The statute involved in Bowers was upheld on the basis of the various purposes which “reasonably may be conceived,” without any effort to determine what the “actual” purpose was or any requirement that the purposes being considered somehow have been articulated by the lawmakers. Wheeling Steel Corp. v. Glander, 337 U. S. 562 (1949), simply did not consider the present question, since the State in Glander did not proffer any possible purposes beyond the one stated by the legislature in the statute.
Nor do the more recent decisions cited by my Brother BRENNAN support his argument. For example, the fact that we “need not . . . accept at face value assertions of legislative purposes, when an examination of the legislative scheme and its history demonstrates that the asserted purpose could not have been a goal of the legislation,” Weinberger v. Wiesenfeld, 420 U. S. 636, 648, n. 16 (1975) (emphasis supplied), hardly supports the proposition that we cannot consider assertions of legislative purpose which could have been a goal of the legislation, even though such purposes may not have been identified as goals by the legislature. To take another example, the upholding of the law in Massachusetts Board of Retirement v. Murgia, 427 U. S. 307, 314 (1976), because it “rationally furthers the purpose identified by the State,” certainly does not suggest that by “State” this Court meant only “legislature,” and not the State’s attorneys, or that only those purposes identified by the State could be considered in reviewing legislation.
Although Justice BREnnan “would emphasize” the significance the *705plurality opinion attaches to the Governor’s articulation of what is viewed as an impermissible purpose, this hardly supports the proposition that permissible purposes cannot be considered by a court unless they were somehow identified by the legislature as goals of the statute. The plurality opinion in fact examines the asserted safety purpose of the Iowa statute at some length. Indeed, Justice BRENNAN criticizes the plurality for examining the safety purpose and “disregarding the intention of Iowa’s lawmakers,” ante, at 681.
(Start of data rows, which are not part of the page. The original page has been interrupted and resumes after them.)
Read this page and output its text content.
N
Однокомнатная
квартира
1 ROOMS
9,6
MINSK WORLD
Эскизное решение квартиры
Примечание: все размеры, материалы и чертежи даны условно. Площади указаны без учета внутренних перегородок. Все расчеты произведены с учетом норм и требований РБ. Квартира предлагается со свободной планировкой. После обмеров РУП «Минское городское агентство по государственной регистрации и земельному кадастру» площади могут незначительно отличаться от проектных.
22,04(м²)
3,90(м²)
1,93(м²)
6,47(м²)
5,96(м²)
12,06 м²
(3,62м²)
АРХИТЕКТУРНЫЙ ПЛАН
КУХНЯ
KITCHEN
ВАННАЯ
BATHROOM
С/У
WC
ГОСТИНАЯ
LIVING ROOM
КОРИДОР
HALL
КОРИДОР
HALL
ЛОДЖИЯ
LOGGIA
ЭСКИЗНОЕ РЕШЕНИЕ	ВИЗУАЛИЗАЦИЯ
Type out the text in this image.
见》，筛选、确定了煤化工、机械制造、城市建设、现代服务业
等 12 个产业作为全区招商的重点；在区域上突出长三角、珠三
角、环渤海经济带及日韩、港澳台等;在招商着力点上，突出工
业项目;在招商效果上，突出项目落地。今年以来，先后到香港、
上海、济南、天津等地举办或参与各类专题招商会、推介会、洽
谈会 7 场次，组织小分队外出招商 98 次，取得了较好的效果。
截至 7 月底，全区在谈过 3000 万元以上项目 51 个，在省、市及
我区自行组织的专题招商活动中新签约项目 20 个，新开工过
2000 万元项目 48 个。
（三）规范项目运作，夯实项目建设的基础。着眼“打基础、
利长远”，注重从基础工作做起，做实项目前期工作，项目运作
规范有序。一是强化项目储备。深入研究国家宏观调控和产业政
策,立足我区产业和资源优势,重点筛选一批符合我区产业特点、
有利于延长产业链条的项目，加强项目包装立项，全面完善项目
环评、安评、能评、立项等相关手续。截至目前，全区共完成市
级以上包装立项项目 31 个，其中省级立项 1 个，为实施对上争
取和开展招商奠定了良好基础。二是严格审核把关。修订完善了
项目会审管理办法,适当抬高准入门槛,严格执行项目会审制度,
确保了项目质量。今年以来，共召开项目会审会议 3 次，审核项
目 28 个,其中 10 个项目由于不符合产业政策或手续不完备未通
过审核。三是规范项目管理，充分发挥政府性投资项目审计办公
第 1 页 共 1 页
Finally, Justice BRenNan’s statement that we have strayed from what he regards as the true faith in our recent decision in United States Railroad Retirement Board v. Fritz, 449 U. S. 166 (1980), albeit over his vigorous dissent, does not aid his argument. His dissent, while undoubtedly vigorous, was not sufficiently persuasive to deter six Members of the Court from joining that opinion.

 Consolidated was a plaintiff in Raymond as well as this case.